—Oh! papa, quelle différence!
—Je n'en vois aucune: les droits d'un enfant de deux ans me paraissent tout aussi sacrés que ceux d'un enfant de treize; ou si vous admettez que l'âge fasse quelque différence, alors vous conviendrez bien qu'un enfant de treize ans doit en avoir moins qu'un homme de vingt.
Armand secoua la tête, et n'était pas convaincu: son père l'ayant engagé à dire ce qu'il pensait:
—Il faut croire, répondit-il, qu'il y a à dire contre cela quelque bonne raison que je ne trouve pas; mais quand il serait avantageux pour les enfants qu'on les forçât d'obéir, je ne comprends pas qu'on puisse avoir le droit de faire du bien à quelqu'un quand il ne le veut pas.
—Eh bien! Armand, vous ne voulez donc pas que je vous oblige à être raisonnable en m'obéissant?
—Oh! papa, je ne dis pas cela; mais...
—Mais, moi, je le comprends fort bien; et comme je ne veux pas que vous puissiez me croire injuste, je vous promets de ne plus vous obliger à m'obéir, que vous ne m'ayez dit que vous le désirez.
—Que je désire que vous m'obligiez à vous obéir, papa! dit Armand, moitié riant et moitié boudeur, comme s'il eût cru que son père se moquait de lui, vous savez bien qu'il est impossible que je désire jamais cela.
—C'est ce que nous verrons, mon fils; j'en veux avoir le plaisir; et dès ce moment je me démets de mon autorité jusqu'au moment où vous me demanderez de la reprendre.

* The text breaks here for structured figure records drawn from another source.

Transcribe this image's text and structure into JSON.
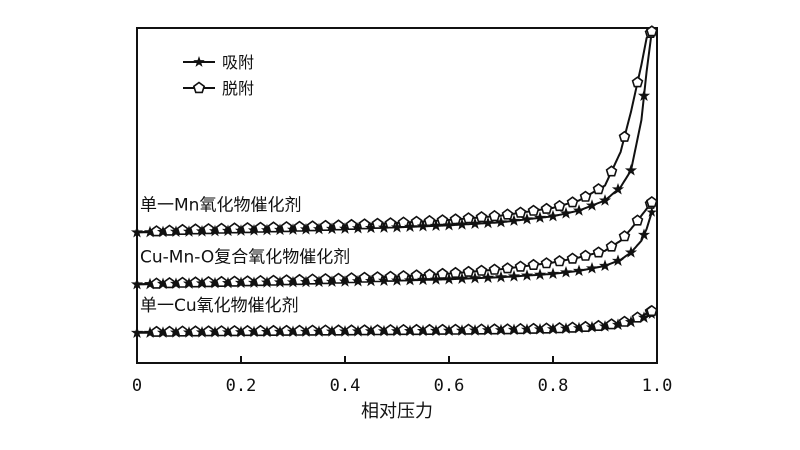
{
  "chart_data": {
    "type": "line",
    "xlabel": "相对压力",
    "ylabel": "",
    "xlim": [
      0,
      1.0
    ],
    "ylim": [
      0,
      100
    ],
    "grid": false,
    "legend_position": "top-left",
    "x_ticks": [
      "0",
      "0.2",
      "0.4",
      "0.6",
      "0.8",
      "1.0"
    ],
    "legend": [
      {
        "label": "吸附",
        "marker": "star-icon"
      },
      {
        "label": "脱附",
        "marker": "pentagon-icon"
      }
    ],
    "groups": [
      {
        "label": "单一Mn氧化物催化剂",
        "adsorption": [
          [
            0.0,
            39.0
          ],
          [
            0.05,
            39.1
          ],
          [
            0.1,
            39.2
          ],
          [
            0.2,
            39.5
          ],
          [
            0.3,
            39.8
          ],
          [
            0.4,
            40.1
          ],
          [
            0.5,
            40.5
          ],
          [
            0.6,
            41.1
          ],
          [
            0.7,
            42.0
          ],
          [
            0.8,
            43.8
          ],
          [
            0.85,
            45.5
          ],
          [
            0.9,
            48.5
          ],
          [
            0.93,
            52.5
          ],
          [
            0.95,
            57.5
          ],
          [
            0.97,
            72.5
          ],
          [
            0.98,
            87.0
          ],
          [
            0.99,
            99.0
          ]
        ],
        "desorption": [
          [
            0.0,
            39.0
          ],
          [
            0.1,
            39.8
          ],
          [
            0.2,
            40.2
          ],
          [
            0.3,
            40.6
          ],
          [
            0.4,
            41.1
          ],
          [
            0.5,
            41.8
          ],
          [
            0.6,
            42.7
          ],
          [
            0.7,
            44.0
          ],
          [
            0.8,
            46.3
          ],
          [
            0.85,
            48.5
          ],
          [
            0.9,
            53.0
          ],
          [
            0.93,
            63.0
          ],
          [
            0.95,
            75.0
          ],
          [
            0.97,
            89.0
          ],
          [
            0.98,
            97.0
          ],
          [
            0.99,
            99.0
          ]
        ]
      },
      {
        "label": "Cu-Mn-O复合氧化物催化剂",
        "adsorption": [
          [
            0.0,
            23.5
          ],
          [
            0.1,
            23.7
          ],
          [
            0.2,
            23.9
          ],
          [
            0.3,
            24.1
          ],
          [
            0.4,
            24.3
          ],
          [
            0.5,
            24.6
          ],
          [
            0.6,
            25.0
          ],
          [
            0.7,
            25.6
          ],
          [
            0.8,
            26.6
          ],
          [
            0.85,
            27.5
          ],
          [
            0.9,
            29.0
          ],
          [
            0.93,
            30.8
          ],
          [
            0.95,
            33.0
          ],
          [
            0.97,
            36.5
          ],
          [
            0.98,
            40.0
          ],
          [
            0.99,
            45.0
          ]
        ],
        "desorption": [
          [
            0.0,
            23.5
          ],
          [
            0.1,
            24.0
          ],
          [
            0.2,
            24.3
          ],
          [
            0.3,
            24.7
          ],
          [
            0.4,
            25.2
          ],
          [
            0.5,
            25.8
          ],
          [
            0.6,
            26.7
          ],
          [
            0.7,
            28.0
          ],
          [
            0.8,
            30.0
          ],
          [
            0.85,
            31.5
          ],
          [
            0.9,
            33.5
          ],
          [
            0.93,
            36.5
          ],
          [
            0.95,
            40.0
          ],
          [
            0.97,
            44.0
          ],
          [
            0.99,
            48.0
          ]
        ]
      },
      {
        "label": "单一Cu氧化物催化剂",
        "adsorption": [
          [
            0.0,
            9.0
          ],
          [
            0.1,
            9.1
          ],
          [
            0.2,
            9.2
          ],
          [
            0.3,
            9.3
          ],
          [
            0.4,
            9.4
          ],
          [
            0.5,
            9.5
          ],
          [
            0.6,
            9.6
          ],
          [
            0.7,
            9.8
          ],
          [
            0.8,
            10.1
          ],
          [
            0.85,
            10.4
          ],
          [
            0.9,
            10.9
          ],
          [
            0.93,
            11.5
          ],
          [
            0.95,
            12.2
          ],
          [
            0.97,
            13.2
          ],
          [
            0.99,
            14.5
          ]
        ],
        "desorption": [
          [
            0.0,
            9.2
          ],
          [
            0.1,
            9.4
          ],
          [
            0.2,
            9.5
          ],
          [
            0.3,
            9.6
          ],
          [
            0.4,
            9.7
          ],
          [
            0.5,
            9.8
          ],
          [
            0.6,
            9.9
          ],
          [
            0.7,
            10.0
          ],
          [
            0.8,
            10.3
          ],
          [
            0.85,
            10.6
          ],
          [
            0.9,
            11.2
          ],
          [
            0.93,
            12.0
          ],
          [
            0.95,
            12.8
          ],
          [
            0.97,
            14.0
          ],
          [
            0.99,
            15.5
          ]
        ]
      }
    ]
  }
}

Il faut vous résoudre à en faire autant, mon cher abbé, dit M. de Saint-Marsin à l'abbé Durand, vos droits cessent en même temps que les miens.
L'abbé, qui comprenait les intentions de M. de Saint-Marsin, lui promit, en souriant, de s'y conformer; pour celui-ci, il conservait toujours son air grave, et Armand promenait ses yeux de l'un à l'autre d'un air incertain, comme pour voir si la chose était sérieuse.